We then discussed conflicting data regarding the role of IL-17 in atherosclerosis. Mechanistic investigations have yielded conflicting results, with some studies suggesting that IL-17 is associated with increased atherosclerosis, while others have suggested that IL-17 stabilizes coronary artery plaques34,35. More research is needed in this area to better understand the underlying biology of IL-17. Also discussed was the observation that the CV events in the randomized trial of briakinumab all occurred in patients with multiple CV risk factors28. These findings emphasize the importance of screening patients with psoriasis for CV disease, and that patients with moderate to severe psoriasis have a higher prevalence of CV risk factors compared to the general population.
Future research directions in CV comorbidities of psoriasis and psoriatic arthritis
The number of epidemiologic, translational, and basic studies on the topic of CV comorbidities of psoriasis and PsA has continued to increase during the past 5 years. The wealth of epidemiologic data from various populations around the world will need to be matched with basic and translational efforts to determine the mechanisms underlying these epidemiologic findings.

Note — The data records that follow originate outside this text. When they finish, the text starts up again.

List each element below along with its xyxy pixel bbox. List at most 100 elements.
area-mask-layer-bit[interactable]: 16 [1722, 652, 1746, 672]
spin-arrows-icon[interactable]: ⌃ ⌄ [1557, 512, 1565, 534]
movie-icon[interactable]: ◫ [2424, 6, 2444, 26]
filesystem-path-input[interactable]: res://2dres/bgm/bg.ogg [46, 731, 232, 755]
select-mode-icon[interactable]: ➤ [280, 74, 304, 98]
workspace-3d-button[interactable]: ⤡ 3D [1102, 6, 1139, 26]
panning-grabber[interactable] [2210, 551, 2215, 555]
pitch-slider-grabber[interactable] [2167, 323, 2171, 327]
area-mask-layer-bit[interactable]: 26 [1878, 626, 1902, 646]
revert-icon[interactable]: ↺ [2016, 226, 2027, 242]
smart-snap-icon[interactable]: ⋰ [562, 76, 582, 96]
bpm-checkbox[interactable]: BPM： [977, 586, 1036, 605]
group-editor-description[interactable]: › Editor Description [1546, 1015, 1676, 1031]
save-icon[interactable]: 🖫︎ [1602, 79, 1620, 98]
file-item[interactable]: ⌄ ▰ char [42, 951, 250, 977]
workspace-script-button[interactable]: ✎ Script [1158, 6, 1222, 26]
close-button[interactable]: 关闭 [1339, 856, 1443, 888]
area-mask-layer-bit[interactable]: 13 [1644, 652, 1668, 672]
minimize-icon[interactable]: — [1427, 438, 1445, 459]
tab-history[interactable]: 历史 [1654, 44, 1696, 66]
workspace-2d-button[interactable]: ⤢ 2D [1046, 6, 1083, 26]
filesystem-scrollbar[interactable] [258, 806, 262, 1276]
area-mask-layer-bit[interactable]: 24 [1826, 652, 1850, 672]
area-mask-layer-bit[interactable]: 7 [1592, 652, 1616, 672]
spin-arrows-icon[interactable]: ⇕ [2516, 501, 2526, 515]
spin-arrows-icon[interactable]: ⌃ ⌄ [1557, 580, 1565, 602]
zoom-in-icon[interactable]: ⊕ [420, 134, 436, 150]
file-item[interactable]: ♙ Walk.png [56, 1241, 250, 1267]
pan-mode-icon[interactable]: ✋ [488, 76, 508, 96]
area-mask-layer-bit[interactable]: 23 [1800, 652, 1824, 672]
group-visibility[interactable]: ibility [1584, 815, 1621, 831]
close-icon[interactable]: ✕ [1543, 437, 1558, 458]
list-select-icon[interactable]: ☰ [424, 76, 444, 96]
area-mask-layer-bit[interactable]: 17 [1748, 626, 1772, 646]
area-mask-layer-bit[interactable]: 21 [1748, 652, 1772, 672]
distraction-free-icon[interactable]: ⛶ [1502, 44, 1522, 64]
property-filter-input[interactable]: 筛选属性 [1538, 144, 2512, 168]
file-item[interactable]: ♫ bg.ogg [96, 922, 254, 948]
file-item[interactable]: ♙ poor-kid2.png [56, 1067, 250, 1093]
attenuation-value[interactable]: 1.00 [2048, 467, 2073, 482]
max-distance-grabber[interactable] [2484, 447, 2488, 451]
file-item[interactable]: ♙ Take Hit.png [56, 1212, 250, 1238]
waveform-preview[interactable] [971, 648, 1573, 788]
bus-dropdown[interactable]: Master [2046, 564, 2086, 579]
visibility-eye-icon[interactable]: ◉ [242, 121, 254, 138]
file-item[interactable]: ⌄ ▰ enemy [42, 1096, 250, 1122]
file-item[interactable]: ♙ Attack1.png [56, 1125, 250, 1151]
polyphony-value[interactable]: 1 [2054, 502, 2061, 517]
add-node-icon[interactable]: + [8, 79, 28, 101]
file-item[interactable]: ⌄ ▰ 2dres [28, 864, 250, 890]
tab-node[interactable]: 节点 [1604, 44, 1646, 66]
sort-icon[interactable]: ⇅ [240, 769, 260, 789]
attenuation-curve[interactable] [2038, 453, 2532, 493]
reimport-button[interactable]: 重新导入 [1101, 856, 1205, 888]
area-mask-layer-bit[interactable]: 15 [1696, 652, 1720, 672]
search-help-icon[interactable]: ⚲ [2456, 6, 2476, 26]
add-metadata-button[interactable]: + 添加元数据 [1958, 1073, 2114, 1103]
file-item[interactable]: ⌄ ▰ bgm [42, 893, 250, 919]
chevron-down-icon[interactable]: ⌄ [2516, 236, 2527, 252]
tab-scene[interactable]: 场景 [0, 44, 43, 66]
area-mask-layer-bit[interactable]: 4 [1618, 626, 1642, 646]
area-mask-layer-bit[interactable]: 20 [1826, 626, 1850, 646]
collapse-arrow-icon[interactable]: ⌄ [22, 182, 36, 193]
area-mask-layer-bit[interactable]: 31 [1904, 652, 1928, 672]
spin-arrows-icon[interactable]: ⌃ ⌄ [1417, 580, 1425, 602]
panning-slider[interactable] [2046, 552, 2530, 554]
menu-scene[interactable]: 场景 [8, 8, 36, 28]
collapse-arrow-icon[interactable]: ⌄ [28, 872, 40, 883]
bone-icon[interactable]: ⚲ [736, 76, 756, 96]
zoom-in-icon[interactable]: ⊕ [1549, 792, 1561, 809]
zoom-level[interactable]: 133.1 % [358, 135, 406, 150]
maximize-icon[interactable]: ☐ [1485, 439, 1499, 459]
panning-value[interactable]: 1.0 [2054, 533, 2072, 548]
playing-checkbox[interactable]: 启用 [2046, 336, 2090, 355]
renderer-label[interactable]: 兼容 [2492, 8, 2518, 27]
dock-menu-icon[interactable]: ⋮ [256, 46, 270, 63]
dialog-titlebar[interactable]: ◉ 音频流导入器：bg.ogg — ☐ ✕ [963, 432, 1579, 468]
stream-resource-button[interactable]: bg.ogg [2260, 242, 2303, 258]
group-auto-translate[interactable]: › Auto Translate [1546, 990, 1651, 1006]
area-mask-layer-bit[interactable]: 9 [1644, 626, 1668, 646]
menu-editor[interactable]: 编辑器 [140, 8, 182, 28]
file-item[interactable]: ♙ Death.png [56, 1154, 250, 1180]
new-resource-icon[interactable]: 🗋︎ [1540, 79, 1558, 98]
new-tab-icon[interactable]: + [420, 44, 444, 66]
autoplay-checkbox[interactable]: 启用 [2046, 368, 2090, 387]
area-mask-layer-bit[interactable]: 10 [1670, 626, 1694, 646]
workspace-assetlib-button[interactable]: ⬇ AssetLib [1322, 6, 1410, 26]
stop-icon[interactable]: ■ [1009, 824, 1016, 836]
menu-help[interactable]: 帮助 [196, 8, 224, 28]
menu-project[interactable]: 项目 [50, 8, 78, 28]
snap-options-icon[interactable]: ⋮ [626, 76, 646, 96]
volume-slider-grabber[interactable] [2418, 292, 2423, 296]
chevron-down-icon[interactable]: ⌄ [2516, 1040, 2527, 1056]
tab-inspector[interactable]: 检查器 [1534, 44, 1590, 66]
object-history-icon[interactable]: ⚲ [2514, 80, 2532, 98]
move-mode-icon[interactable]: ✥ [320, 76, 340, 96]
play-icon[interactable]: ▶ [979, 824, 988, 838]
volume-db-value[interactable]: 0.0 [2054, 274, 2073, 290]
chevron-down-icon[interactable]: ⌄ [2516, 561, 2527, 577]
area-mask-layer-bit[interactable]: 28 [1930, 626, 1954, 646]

The panelists identified several important research directions regarding both study questions and study designs. First, epidemiologic studies need to focus on large, sufficiently powered cohorts, to determine whether a relationship truly exists between the factors of interest. Small studies with a limited number of participants can be informative when an association is identified; however, when no a priori specified associations are identified, it remains difficult to determine whether this finding is attributable to a true absence of relationship or insufficient power. Second, investigators will need to devise systematic methods for capturing psoriasis and PsA disease severity to separate the effect of the disease from that of medications. Third, to determine the precise effect of biologic therapy on CV comorbidities, a large randomized controlled trial would control for known and unknown confounders; its findings would be highly valuable to the psoriasis community. In the interim, rigorous randomized controlled trials that evaluate the effects of psoriasis treatment on biomarkers of CV risk, such as vascular inflammation, will be important for further defining the impact of treating psoriasis beyond the skin36. Fourth, efforts are necessary to determine if patients with moderate to severe psoriasis should be targeted for more intense goals for lipid control, as has been recommended for RA37,38,39.
Finally, increased efforts in basic and translational investigations are needed to determine the shared mechanisms between psoriatic diseases and CV comorbidities and to advance the development of new therapeutic targets.